History & Culture
DeWitt Runs Along the Old Towpath
DeWitt's local identity joins Old Erie Canal towpath remains, Butternut Creek, and the Jamesville feeder landscape.
Published June 23, 2026 · Last verified June 23, 2026
DeWitt can look like a Syracuse-area suburb until the old water routes start showing through. The town was created in 1835 from Manlius and named for Major Moses DeWitt, a judge and soldier.
Then the Erie Canal, the railroad through East Syracuse, and Jamesville’s gypsum and limestone work pulled the town into a busier transportation story.
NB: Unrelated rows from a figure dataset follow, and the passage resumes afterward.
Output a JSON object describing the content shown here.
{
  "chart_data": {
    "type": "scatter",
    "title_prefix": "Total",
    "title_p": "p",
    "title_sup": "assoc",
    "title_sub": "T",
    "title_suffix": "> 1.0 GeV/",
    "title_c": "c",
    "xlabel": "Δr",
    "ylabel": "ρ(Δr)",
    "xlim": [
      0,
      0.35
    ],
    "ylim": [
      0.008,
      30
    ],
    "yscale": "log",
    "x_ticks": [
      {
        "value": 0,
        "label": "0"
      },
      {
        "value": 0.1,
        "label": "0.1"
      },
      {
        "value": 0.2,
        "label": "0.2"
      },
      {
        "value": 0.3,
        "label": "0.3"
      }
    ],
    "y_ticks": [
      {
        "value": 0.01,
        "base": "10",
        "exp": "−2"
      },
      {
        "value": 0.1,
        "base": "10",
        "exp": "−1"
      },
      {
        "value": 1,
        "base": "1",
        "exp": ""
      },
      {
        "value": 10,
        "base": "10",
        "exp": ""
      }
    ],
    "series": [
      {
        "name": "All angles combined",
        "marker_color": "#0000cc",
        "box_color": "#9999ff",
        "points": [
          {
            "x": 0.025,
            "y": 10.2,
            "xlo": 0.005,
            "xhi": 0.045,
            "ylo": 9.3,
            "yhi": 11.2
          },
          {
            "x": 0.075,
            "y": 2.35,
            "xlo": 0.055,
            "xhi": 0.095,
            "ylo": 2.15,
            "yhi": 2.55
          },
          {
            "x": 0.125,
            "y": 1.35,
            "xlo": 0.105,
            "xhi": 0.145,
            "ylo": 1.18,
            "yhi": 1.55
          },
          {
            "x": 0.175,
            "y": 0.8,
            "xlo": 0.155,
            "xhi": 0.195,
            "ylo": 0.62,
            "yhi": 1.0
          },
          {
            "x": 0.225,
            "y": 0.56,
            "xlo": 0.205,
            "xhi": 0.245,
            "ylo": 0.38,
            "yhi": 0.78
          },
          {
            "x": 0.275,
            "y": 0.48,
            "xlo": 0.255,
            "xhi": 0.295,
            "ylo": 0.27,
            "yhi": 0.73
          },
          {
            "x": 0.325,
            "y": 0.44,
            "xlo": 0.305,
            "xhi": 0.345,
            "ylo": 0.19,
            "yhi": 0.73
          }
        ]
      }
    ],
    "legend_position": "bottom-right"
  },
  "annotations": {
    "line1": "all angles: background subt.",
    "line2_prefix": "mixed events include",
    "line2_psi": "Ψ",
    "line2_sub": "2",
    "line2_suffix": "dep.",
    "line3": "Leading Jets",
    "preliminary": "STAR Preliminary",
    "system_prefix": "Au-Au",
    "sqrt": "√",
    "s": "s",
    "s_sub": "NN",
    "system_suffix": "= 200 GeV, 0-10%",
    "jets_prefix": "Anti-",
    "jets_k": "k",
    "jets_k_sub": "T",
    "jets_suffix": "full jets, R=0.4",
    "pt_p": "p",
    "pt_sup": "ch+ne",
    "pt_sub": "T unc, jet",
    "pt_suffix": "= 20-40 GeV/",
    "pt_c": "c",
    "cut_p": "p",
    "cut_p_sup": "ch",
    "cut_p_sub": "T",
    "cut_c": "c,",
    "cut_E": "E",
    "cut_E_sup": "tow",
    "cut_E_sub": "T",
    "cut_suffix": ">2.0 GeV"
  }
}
Butternut Creek is a good place to feel that older map. Old Erie Canal State Historic Park runs 36 miles with towpath access, aqueduct remains, woodland, wetlands, and recreation. Tour the Towpath adds the local engineering detail: the Butternut Creek Aqueduct was part of the 1850 enlargement, and the DeWitt feeder carried water from Jamesville Reservoir to the canal.
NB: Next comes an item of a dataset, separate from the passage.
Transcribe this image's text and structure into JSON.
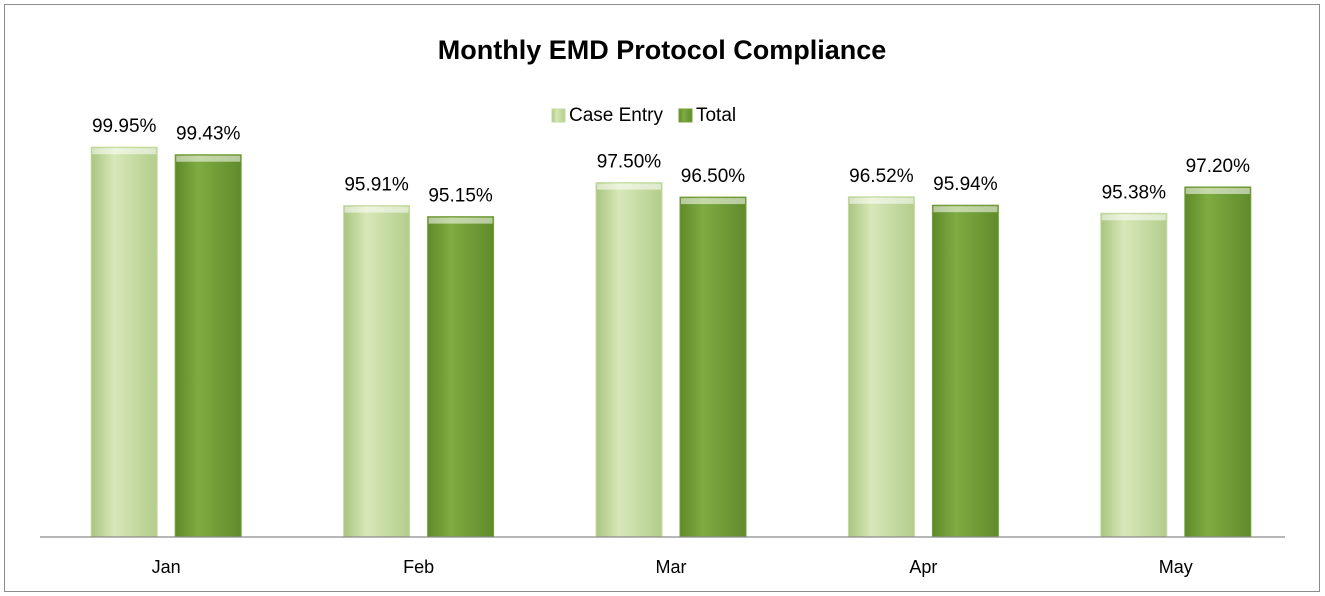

That gives a short walk more to look for. The 0.7-mile Butternut Creek Trail passes through a recreation and nature area with creek edges, wetlands, a vernal pool, and a boardwalk loop. Nearby Ryder Park adds the everyday layer: a canoe launch, fishing pond, arboretum, butterfly garden, playground, and town-hall setting.
DeWitt’s story is not one grand downtown scene. It is creek, feeder, quarry country, rail history, towpath, wetlands, and errands layered together. Once you notice that, the town feels less like background around Syracuse and more like a place where water management left a trail people can still use.